今回の依頼は、実のところワトソンのために引き受けたのである。つい先日ホームズのせいで、というより、しばらく自堕落な生活を送っていたホームズにかかりきりだったせいで女性にふられたワトソンは、目に見えて気落ちしていた。ホームズはと言えば、実際ワトソンがいなければいないでなんとか生きていくのだろうし、そもそもコカインもモルヒネもただの暇潰しでしかないのだが、だからといってワトソンに何をしてもいいと思っているわけではない。
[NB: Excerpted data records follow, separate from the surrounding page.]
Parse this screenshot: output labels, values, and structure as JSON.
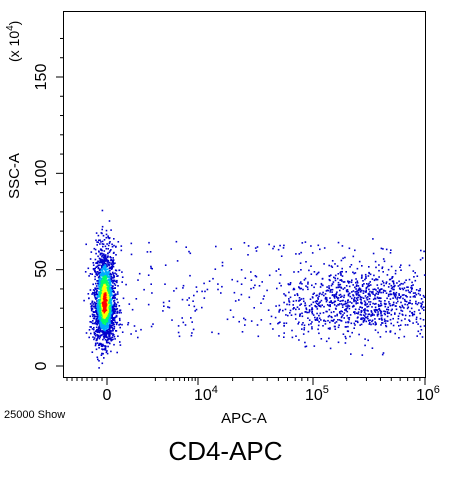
{
  "caption": "CD4-APC",
  "event_count_label": "25000 Show",
  "chart_data": {
    "type": "scatter",
    "subtype": "flow-cytometry-density-dot-plot",
    "xlabel": "APC-A",
    "ylabel": "SSC-A",
    "y_multiplier_label": "(x 10^4)",
    "x_scale": "biexponential",
    "x_ticks": [
      "0",
      "10^4",
      "10^5",
      "10^6"
    ],
    "y_ticks": [
      "0",
      "50",
      "100",
      "150"
    ],
    "ylim": [
      0,
      180
    ],
    "y_units": "x10^4",
    "grid": false,
    "events": 25000,
    "colormap": [
      "#0000cc",
      "#00aaff",
      "#00ff66",
      "#ffff00",
      "#ff0000"
    ],
    "populations": [
      {
        "name": "",
        "x_center": 0,
        "y_center": 32,
        "x_spread": 0.06,
        "y_spread": 12,
        "fraction": 0.62,
        "peak_density": "red"
      },
      {
        "name": "",
        "x_center_log": 5.4,
        "y_center": 32,
        "x_spread_log": 0.35,
        "y_spread": 9,
        "fraction": 0.3,
        "peak_density": "blue"
      },
      {
        "name": "",
        "x_range_log": [
          3.0,
          6.0
        ],
        "y_range": [
          15,
          65
        ],
        "fraction": 0.08,
        "peak_density": "blue"
      }
    ]
  }
}
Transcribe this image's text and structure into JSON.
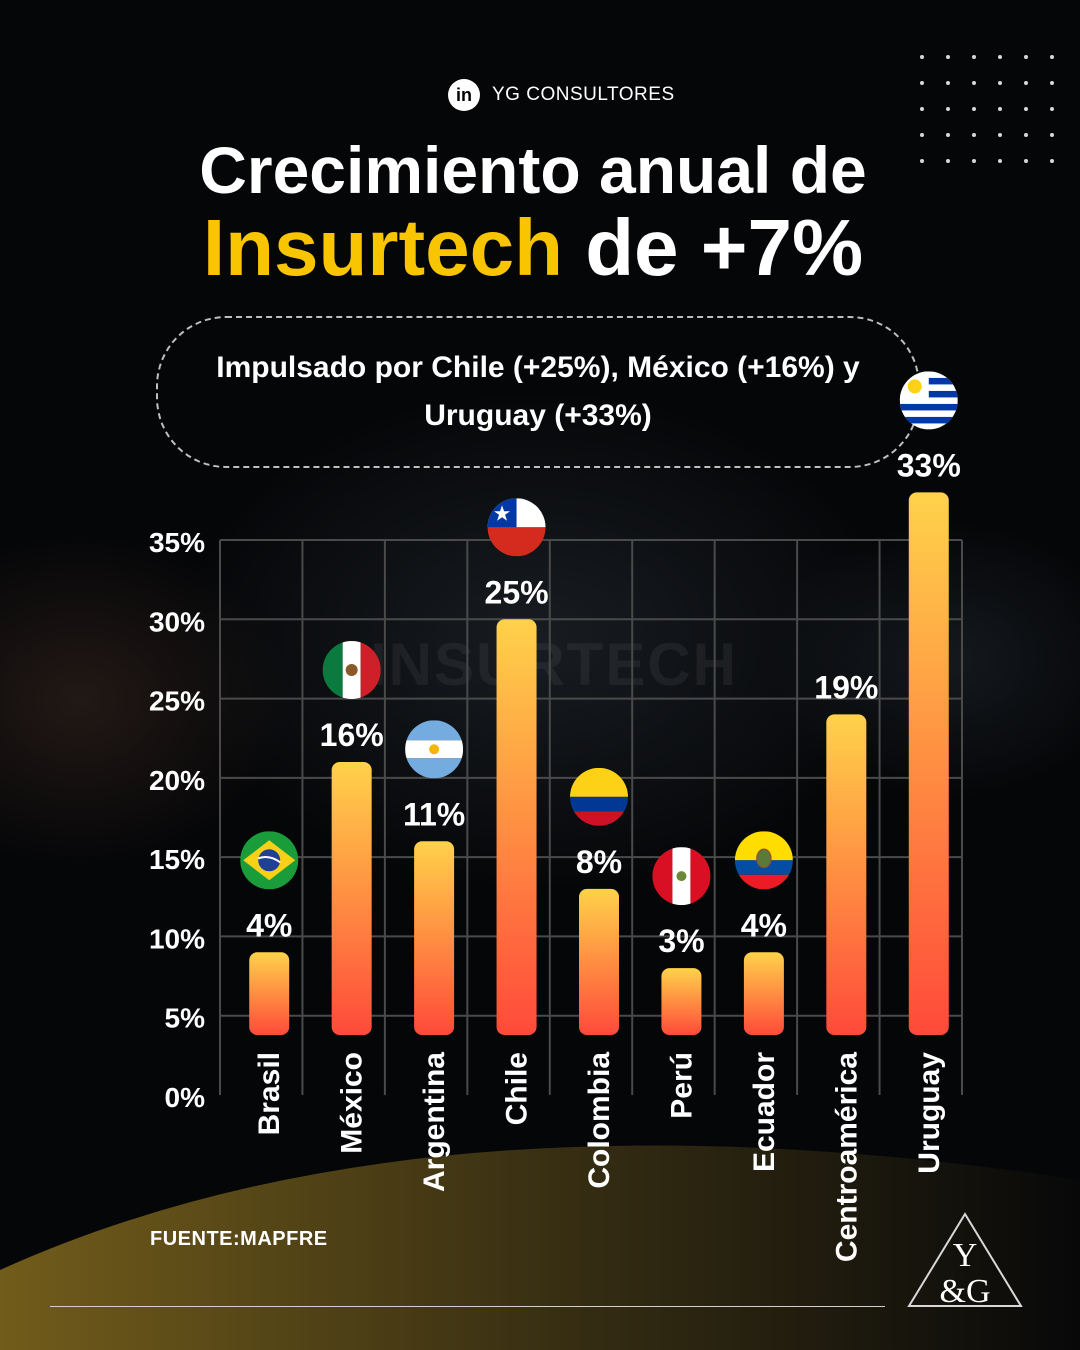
{
  "brand": {
    "icon_label": "in",
    "name": "YG CONSULTORES"
  },
  "title": {
    "line1": "Crecimiento anual de",
    "line2_accent": "Insurtech",
    "line2_rest": "de +7%"
  },
  "subtitle": "Impulsado por Chile (+25%), México (+16%) y Uruguay (+33%)",
  "watermark": "INSURTECH",
  "source": "FUENTE:MAPFRE",
  "logo": {
    "top": "Y",
    "bottom": "&G"
  },
  "colors": {
    "accent": "#f9c400",
    "bar_top": "#ffd24a",
    "bar_bottom": "#ff4a3a",
    "grid": "#4a4a4a",
    "text": "#ffffff"
  },
  "chart_data": {
    "type": "bar",
    "title": "Crecimiento anual de Insurtech de +7%",
    "categories": [
      "Brasil",
      "México",
      "Argentina",
      "Chile",
      "Colombia",
      "Perú",
      "Ecuador",
      "Centroamérica",
      "Uruguay"
    ],
    "values": [
      4,
      16,
      11,
      25,
      8,
      3,
      4,
      19,
      33
    ],
    "data_labels": [
      "4%",
      "16%",
      "11%",
      "25%",
      "8%",
      "3%",
      "4%",
      "19%",
      "33%"
    ],
    "flags": [
      "brazil-flag",
      "mexico-flag",
      "argentina-flag",
      "chile-flag",
      "colombia-flag",
      "peru-flag",
      "ecuador-flag",
      "centroamerica-none",
      "uruguay-flag"
    ],
    "y_ticks": [
      "0%",
      "5%",
      "10%",
      "15%",
      "20%",
      "25%",
      "30%",
      "35%"
    ],
    "ylim": [
      0,
      35
    ],
    "grid": true,
    "legend": "none"
  }
}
ホームズのために心を砕くワトソンを見ていることは、ホームズにとってそれなりに幸せなことだったが、ホームズのためにワトソンが不幸になることはホームズの意図するところではないのだ。ホームズの手前、部屋に引きこもることこそしなかったものの、目に見えて酒量が増えたワトソンを眺めて、ホームズは久しぶりに依頼を受けることにした。どんなものでも構わなかったが、条件は依頼人の居住地がロンドンから離れていること、そして報酬が多い事である。ホームズ自身はあまり金に執着が無かったし、生きていく上で必要になる程度の蓄えは既にあったのだが、ワトソンは別だった。ホームズに付き合ってくれるワトソンは、時として医者としての定収すら秤にかけてホームズを取ってしまう。それはありがたいことだったし、ホームズとしてはいくらでもワトソンの酒代を持ってやりたいのだが、それはワトソンのプライドが許さないだろう。だからこそ、助手としてのワトソンが必要なのだった。ホームズは、ワトソンが同行してくれた事件の報酬のうち、おおよそ1/3をワトソンに渡している。最初の内は「多すぎる」と固辞していたが、ホームズが何度も事件に連れ出す間に、やがて渋々受け寄るようになっていった。それと比例するように、ワトソンのホームズに対する執着も強くなっていったが、それは別に構わなかった。ホームズは、ワトソンと同居を始めてすぐに、ワトソンを得難い存在だと感じたのだ。そもそも、ホームズが自己紹介のように推理を披露して、素直に驚いて喜んでくれる人物が稀だった。おおかたの人間は、驚いた後でホームズを訝しみ、ある時などホームズが事前に自分を付け回していたのだ、などと根も葉もない言葉をぶつけて去って行ったこともある。ホームズにとって、それらはすでに生活の一部だったが、だからといって何も思わないかと言えばそうでもなかったのだと、ワトソンと出会って知った。だからホームズは、ワトソンを最大限に評価している。誰かを称賛できる人間は、それだけで賞賛に値するのだった。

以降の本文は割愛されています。